BY: ARON CORBETT
Indonesian President Joko “Jokowi” Widodo unveiled an ambitious vision for an expanded economic partnership with Australia during his three-day visit to Sydney this week.
He demonstrated the importance he placed on this trip by bringing with him a high-powered delegation, including two coordinating ministers – Coordinating Economic Minister, Airlangga Hartarto, and the powerful Coordinating Maritime Affairs and Investment Minister, Luhut Pandjaitan – as well as a host of other senior ministers, including Foreign Minister, Retno Marsusdi.
His statement at the annual leaders’ summit was short. He offered little commentary on a tense geopolitical environment, except to reiterate Indonesia and ASEAN’s commitment to a peaceful and stable region. The rest was all about business.
He called for optimisation of the Indonesia-Australia Comprehensive Economic Partnership (IA-CEPA – the bilateral trade agreement), Australian investment in Indonesia’s planned new capital city, and deeper cooperation with Australia on carbon reduction and green energy smelters.
But the centrepiece was a call for closer collaboration with Australia on the manufacture of electric vehicle (EV) batteries.
An EV partnership looks good on paper. Both nickel and lithium are critical minerals for the manufacture of EV batteries. Indonesia accounts for 37% of the world’s nickel production. Australia accounts for 53% of the world’s lithium. The lion’s share of Australian lithium is being exported to China but Australia is intent on reducing its heavy economic reliance on China through diversification into other emerging markets.
But in contrast to Jokowi, Australian Prime Minister, Anthony Albanese was more circumspect. In his opening remarks at the leaders’ meeting, he referenced difficult geopolitical circumstances and the need to cooperate on regional security, perhaps with an eye to the Labor rank and file who are uneasy about AUKUS. He reiterated ASEAN centrality and the territorial integrity of Indonesia, to counter what some have called a growing strategic divergence between the two nations in the wake of the AUKUS.
In his public statement, Albanese put the economy front and centre, although he did not embody the same impatient ambition as Jokowi. He highlighted some trade and investment gains under IA-CEPA. He announced improved visa access for Indonesians, a step towards soothing a long-term bilateral irritant. And he celebrated deepening education links, a mainstay of Australian trade with Indonesia, referencing plans for three new Australian university campuses in Indonesia.
Albanese also welcomed future collaborations with Indonesia on climate action – through a $50 million program for startups – and collaboration on EVs, but was not drawn on what shape this would take.
Some commentators have poured cold water on an EV partnership, citing Australia’s own downstream processing ambitions.
Others have questioned the logic of an Indonesian EV industry that charges batteries with electricity generated by dirty coal-fired power stations, given Indonesia’s slow deployment of renewable energy.

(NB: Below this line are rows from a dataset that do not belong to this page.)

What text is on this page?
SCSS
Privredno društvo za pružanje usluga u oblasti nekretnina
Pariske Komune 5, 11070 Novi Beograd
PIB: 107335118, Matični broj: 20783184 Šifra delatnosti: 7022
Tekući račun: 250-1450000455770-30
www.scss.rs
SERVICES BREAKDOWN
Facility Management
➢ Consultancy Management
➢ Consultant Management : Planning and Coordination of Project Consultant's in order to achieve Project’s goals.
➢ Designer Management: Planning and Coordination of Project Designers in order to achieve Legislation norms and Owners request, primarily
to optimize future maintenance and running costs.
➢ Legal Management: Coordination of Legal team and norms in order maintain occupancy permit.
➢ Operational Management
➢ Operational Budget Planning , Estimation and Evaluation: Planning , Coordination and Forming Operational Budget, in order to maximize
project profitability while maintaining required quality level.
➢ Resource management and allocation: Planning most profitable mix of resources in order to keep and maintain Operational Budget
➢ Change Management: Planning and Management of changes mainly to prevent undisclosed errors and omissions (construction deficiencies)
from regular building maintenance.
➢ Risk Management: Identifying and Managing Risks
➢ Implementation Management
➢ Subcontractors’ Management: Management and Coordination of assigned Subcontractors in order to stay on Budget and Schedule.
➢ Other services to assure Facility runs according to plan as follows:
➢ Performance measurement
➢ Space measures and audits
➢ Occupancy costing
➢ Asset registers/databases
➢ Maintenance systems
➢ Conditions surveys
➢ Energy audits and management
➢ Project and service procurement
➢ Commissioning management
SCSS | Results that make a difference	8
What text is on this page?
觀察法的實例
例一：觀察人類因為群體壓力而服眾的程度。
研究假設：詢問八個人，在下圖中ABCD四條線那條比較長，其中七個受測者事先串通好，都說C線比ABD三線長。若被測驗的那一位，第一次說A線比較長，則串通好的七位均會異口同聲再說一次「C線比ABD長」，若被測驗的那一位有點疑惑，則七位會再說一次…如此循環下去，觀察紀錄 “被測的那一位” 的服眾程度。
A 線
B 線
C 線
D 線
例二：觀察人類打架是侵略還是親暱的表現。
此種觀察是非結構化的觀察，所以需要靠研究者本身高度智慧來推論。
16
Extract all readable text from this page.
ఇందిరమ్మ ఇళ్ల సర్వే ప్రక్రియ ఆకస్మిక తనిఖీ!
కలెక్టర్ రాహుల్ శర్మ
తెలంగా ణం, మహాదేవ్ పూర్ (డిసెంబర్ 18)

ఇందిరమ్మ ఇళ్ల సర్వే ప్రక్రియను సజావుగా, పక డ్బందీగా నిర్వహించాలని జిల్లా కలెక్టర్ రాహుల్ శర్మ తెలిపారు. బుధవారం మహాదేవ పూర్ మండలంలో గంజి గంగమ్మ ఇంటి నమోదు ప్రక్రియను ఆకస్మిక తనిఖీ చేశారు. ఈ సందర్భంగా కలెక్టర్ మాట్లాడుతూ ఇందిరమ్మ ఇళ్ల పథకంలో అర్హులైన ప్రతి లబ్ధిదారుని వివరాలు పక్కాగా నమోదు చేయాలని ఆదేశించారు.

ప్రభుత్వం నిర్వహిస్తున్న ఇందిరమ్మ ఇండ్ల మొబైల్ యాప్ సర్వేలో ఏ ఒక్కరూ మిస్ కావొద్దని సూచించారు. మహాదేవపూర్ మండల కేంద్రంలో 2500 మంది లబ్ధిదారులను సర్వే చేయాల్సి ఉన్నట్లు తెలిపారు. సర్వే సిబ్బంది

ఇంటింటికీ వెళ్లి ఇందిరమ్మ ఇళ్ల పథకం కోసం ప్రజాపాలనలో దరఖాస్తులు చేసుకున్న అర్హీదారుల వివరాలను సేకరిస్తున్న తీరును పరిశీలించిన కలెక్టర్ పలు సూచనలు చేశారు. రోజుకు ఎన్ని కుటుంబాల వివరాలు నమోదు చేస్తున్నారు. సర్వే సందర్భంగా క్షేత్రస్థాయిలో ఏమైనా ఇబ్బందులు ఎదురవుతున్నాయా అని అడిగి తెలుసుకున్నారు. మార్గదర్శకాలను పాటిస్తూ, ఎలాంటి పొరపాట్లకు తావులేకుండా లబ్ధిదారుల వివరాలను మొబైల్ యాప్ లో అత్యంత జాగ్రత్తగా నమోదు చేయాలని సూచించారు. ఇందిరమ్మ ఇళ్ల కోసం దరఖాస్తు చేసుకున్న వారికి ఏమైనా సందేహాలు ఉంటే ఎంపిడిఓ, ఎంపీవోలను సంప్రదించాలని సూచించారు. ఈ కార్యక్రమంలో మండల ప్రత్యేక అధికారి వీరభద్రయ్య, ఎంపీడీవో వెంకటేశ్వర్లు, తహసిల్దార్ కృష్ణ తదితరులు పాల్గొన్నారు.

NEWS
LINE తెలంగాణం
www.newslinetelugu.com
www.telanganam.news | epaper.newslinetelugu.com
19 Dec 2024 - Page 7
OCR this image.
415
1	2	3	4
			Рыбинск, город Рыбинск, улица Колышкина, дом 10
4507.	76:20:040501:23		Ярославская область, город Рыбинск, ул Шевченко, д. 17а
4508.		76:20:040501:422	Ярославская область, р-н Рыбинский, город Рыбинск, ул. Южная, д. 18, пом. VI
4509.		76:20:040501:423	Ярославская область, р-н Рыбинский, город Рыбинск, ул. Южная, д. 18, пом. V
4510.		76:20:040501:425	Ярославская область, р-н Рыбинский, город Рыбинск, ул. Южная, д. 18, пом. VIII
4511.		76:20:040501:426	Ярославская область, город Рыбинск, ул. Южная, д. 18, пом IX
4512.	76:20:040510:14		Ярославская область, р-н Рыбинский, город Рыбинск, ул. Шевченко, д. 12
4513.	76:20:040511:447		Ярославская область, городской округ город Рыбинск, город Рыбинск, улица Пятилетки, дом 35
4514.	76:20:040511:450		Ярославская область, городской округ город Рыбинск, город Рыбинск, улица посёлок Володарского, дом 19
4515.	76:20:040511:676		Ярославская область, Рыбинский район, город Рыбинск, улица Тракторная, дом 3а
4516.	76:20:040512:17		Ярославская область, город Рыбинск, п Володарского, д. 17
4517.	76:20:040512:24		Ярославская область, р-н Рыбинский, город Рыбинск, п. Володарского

Elements of the Australian security community might also have apprehensions about an EV partnership with Indonesia. China is fast emerging as the lead stakeholder in the Indonesian EV supply chain and it has already bankrolled several major nickel smelters and processing facilities. In this context, any EV partnership with Indonesia would be susceptible to criticisms of being a backdoor investment in China.
Jokowi will finish his term as president next year, but his popularity will ensure he remains a player in Indonesian politics after he leaves office. With the sun setting on his presidency, his visit was partly a mission to future-proof key priorities of his National Long-Term Development Plan, which aims to make Indonesia an innovative high-income country by 2045. This is heartening for Australia – it shows Indonesia sees it as a partner in its future.
Certainly, better economic integration with Indonesia could help reinvigorate the Australian economy. It could also strengthen regional peace and stability by embedding our economy within a broader regional network of interdependent supply chains.
But the challenge for Albanese will be growing Australia’s economic relationship with Indonesia, without overpromising. This will not be easy. Indonesia has been the centre point of Labour’s foreign policy since the days of Hawke-Keating, but trade and investment relations between the two countries are still weak – ‘underdone’ is the standard description. IA-CEPA took a long time to negotiate and is yet to deliver a significant boost to bilateral business links.
Automotive industries require enormous amounts of capital invested over long-term horizons. If live cattle and French submarines have taught Australia anything, it’s that policy flip-flops can be very costly, diplomatically.
Certainly, Albanese’s economic diplomacy with Indonesia needs ambition, but it also needs to be realistic and very carefully considered – grand statements about improving Australia-Indonesia relations are nothing new, but outcomes have historically been hard fought.